KillAWatt1705 Wrote:I probably sound pro-AMD saying all this but sadly most people tend to denote a CPU's worth by it's performance in gaming, which for obvious reasons I can see why. But I thought I'd explain my reasons for choosing the CPU for my upcoming research (that and the entire paper relies on architectural CPUs that have octo-cores and their computational efficiency).
You don't sound pro-AMD. You sound like you have no idea what you're talking about.
KillAWatt1705 Wrote:As a side note, FX-8350 CPU's are underlcocked to 4.0GHz. That means that it's very easy to overlcock, if you look over forums, just by raising the voltage slightly and the FSB clock you can easily reach a stable speed of 5Ghz (and this is on air). The FX series are well known for their overclocking prowess.
They are terrible at overclocking. Their power scaling is one of the worst of any architecture in the last 5 years. They are one of the few architectures that requires a voltage bump for even a tiny OC. The mark of a chip that has been pushed to its thermal limits out of desperation.

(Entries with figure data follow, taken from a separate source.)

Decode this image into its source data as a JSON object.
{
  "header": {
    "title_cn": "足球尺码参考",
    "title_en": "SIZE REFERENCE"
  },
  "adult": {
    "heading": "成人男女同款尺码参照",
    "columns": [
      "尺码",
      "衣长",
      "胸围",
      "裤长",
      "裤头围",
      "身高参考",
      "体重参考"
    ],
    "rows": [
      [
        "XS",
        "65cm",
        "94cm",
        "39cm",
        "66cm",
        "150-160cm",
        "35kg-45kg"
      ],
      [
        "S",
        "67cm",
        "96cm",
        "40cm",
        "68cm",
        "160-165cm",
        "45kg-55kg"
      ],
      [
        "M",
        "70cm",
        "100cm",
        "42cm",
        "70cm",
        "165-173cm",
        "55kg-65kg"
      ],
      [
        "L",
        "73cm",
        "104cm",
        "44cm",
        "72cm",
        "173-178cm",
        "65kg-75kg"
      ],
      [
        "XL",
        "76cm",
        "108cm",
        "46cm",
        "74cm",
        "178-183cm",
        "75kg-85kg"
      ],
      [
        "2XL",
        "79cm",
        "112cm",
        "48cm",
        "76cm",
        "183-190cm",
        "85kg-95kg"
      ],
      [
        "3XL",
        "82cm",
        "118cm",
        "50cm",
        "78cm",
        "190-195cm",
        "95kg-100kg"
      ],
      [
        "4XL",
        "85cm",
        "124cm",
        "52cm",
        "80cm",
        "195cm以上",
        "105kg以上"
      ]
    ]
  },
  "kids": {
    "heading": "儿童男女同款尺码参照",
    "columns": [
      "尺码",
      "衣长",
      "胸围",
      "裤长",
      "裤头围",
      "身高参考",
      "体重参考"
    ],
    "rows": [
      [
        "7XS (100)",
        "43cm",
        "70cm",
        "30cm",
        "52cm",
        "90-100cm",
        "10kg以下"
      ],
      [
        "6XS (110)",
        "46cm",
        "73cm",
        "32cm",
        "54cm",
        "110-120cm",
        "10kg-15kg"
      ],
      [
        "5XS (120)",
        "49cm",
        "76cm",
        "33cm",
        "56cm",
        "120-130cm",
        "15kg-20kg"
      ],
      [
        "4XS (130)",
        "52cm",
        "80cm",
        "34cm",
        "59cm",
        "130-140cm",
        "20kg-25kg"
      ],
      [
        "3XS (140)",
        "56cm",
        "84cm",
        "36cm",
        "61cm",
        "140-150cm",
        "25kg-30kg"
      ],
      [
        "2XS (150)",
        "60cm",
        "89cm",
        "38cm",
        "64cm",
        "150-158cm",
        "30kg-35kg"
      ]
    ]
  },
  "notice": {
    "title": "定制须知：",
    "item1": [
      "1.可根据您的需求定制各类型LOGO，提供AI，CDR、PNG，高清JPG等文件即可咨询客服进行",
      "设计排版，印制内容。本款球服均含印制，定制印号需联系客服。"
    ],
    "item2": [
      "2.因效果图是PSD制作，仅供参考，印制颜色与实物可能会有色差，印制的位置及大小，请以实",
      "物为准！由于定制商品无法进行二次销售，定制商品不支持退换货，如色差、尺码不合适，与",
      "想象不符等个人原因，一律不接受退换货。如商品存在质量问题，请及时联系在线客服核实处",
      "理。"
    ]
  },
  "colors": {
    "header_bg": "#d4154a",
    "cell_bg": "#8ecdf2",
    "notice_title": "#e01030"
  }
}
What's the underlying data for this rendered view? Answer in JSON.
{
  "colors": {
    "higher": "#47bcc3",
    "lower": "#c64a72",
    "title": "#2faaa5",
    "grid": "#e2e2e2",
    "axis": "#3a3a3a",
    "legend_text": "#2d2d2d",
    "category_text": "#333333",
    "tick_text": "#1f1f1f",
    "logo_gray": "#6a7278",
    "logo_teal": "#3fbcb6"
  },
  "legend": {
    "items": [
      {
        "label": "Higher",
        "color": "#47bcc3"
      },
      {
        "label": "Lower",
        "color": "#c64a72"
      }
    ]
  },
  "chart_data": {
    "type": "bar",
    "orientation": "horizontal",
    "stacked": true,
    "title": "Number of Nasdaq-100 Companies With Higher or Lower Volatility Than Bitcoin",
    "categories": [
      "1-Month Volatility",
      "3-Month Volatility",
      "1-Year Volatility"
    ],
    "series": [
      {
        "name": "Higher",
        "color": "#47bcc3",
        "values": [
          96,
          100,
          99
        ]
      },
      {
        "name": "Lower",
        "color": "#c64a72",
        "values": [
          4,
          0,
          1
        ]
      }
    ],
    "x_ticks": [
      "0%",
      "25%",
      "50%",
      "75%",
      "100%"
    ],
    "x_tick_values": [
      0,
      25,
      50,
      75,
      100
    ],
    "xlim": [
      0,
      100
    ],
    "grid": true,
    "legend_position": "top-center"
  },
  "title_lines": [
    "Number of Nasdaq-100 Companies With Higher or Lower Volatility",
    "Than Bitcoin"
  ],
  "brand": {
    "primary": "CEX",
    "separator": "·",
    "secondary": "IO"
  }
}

Sandy bridge can hit 5GHz with half the power consumption and a much smaller bump in voltage.
It is a horribly inefficient architecture. And this is after 7 years of development and more than 3 deadline extensions. Over the last 10 years almost every outstanding electronic engineer at AMD has either left the company or been promoted to management positions where they don't belong. And it shows.
I do not have the willpower right now to spend multiple hours (yes it would take that long) writing a wall of text detailing why you're wrong, what the correct definitions are for many of those words that don't seem to understand, and detailing the differences between these two architectures as well as what software characteristics are affected by them and how. Instead I will ask that in the meantime you search for these things on the forum and read through that post that linked at the beginning of these posts.
Now I guess I'll begin reading some of the other posts in this thread since responding to yours at least peaked my interest a little.